10. Discussion and Nursing Role

“The emergency department offers a promising setting to connect admitted patients with PC early on in their hospitalizations” [19] . While ER physicians are recognizing the importance and positive outcomes that arise from early initiation of PC, the questions of when and who will initiate it still remains. Kistler et al. (2015) revealed that 51% of admitted patients receiving PCC at a medical center were admitted through the ER, but only 6% of consultations were initiated by an emergency physician [19] . The rising role of a NP could be that key figure for early initiation in the ER. Advanced practicing nurses play a critical role in healthcare especially in the hospital setting. According to the American Association of Nurse Practitioners (2018), “NPs are quickly becoming the health partner of choice for millions of Americans. As clinicians that blend clinical expertise in diagnosing and treating health conditions with an added emphasis on disease prevention and health management, NPs bring a comprehensive perspective and personal touch to health care” [20] . A study conducted by Laurant et al. (2008) looked at patients’ preference on healthcare providers. The majority of patients were satisfied with both NPs and physicians; however, patients were more satisfied by the NP in regard to certain aspects of care including support, comfort, and patient goals for both them and their relatives [21] . The study also found that NPs spent an average of 24 minutes per consultation which was two to three times longer than general practitioners [21] . NP programs are also starting to include PC into their curriculum and believe it is essential for their nursing practice [22] . NPs have a foundation of providing communication and care towards their patients and their families because of their holistic approach. Having that foundation and experience sets them up for impacting the world of PC. With the start of adding PC curriculum into advanced practice nurse programs, and the role NPs now have in healthcare, this may be the start of solving the lack of PC initiation that occurs in emergency medicine. With the presence of the NP continuing to rise in healthcare, we may start to see a rise in early initiation of PC during a patient’s hospitalization course.

11. Conclusion

Current knowledge reveals the positive outcomes of early initiation of palliative care such as ensuring patient’s quality of life is met, improving education and communication among family members, decreasing length of stay, and improving hospital costs.
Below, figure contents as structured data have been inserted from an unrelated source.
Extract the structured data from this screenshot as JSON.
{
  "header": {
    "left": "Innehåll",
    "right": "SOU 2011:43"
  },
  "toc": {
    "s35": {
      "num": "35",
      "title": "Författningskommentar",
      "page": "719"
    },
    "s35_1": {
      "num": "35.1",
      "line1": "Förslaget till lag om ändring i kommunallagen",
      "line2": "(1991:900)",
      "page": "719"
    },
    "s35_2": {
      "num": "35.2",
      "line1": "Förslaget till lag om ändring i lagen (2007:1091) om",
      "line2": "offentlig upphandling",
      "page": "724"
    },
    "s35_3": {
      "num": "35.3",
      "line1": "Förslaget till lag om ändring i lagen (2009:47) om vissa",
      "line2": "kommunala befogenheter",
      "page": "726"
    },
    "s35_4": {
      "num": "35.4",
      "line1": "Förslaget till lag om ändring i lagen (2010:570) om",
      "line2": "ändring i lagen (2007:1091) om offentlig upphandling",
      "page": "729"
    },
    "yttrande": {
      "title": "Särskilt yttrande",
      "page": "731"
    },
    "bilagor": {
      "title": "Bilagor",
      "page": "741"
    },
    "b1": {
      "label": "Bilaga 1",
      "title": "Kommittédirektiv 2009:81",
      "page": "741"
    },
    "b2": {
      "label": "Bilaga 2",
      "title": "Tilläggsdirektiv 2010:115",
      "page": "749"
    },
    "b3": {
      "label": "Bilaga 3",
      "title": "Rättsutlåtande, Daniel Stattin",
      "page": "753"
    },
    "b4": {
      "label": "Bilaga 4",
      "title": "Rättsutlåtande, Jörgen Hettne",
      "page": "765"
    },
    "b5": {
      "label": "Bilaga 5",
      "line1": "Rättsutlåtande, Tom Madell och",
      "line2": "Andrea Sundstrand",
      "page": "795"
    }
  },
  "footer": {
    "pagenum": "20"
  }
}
However, there continues to be a lack of early PC in the ED which may lead to poor patient outcomes. Previous findings indicated that providers continue to have a difficult time implementing palliative care into emergency medicine. Though new medical programs are providing training in PC, the case for an advanced practice nurse is strong as patients may even prefer NPs as they spend more time with patients and receive PC training during their schooling. Future research should examine the role of an NP in providing PC in the ED as evidence supports the need to benefit both the hospital and patients. Future research and collaboration with NPs within the ER also need to be a priority to set standards, education, and further models to help emergency physicians implement palliative care into their practice.

Conflicts of Interest

The authors declare no conflicts of interest regarding the publication of this paper.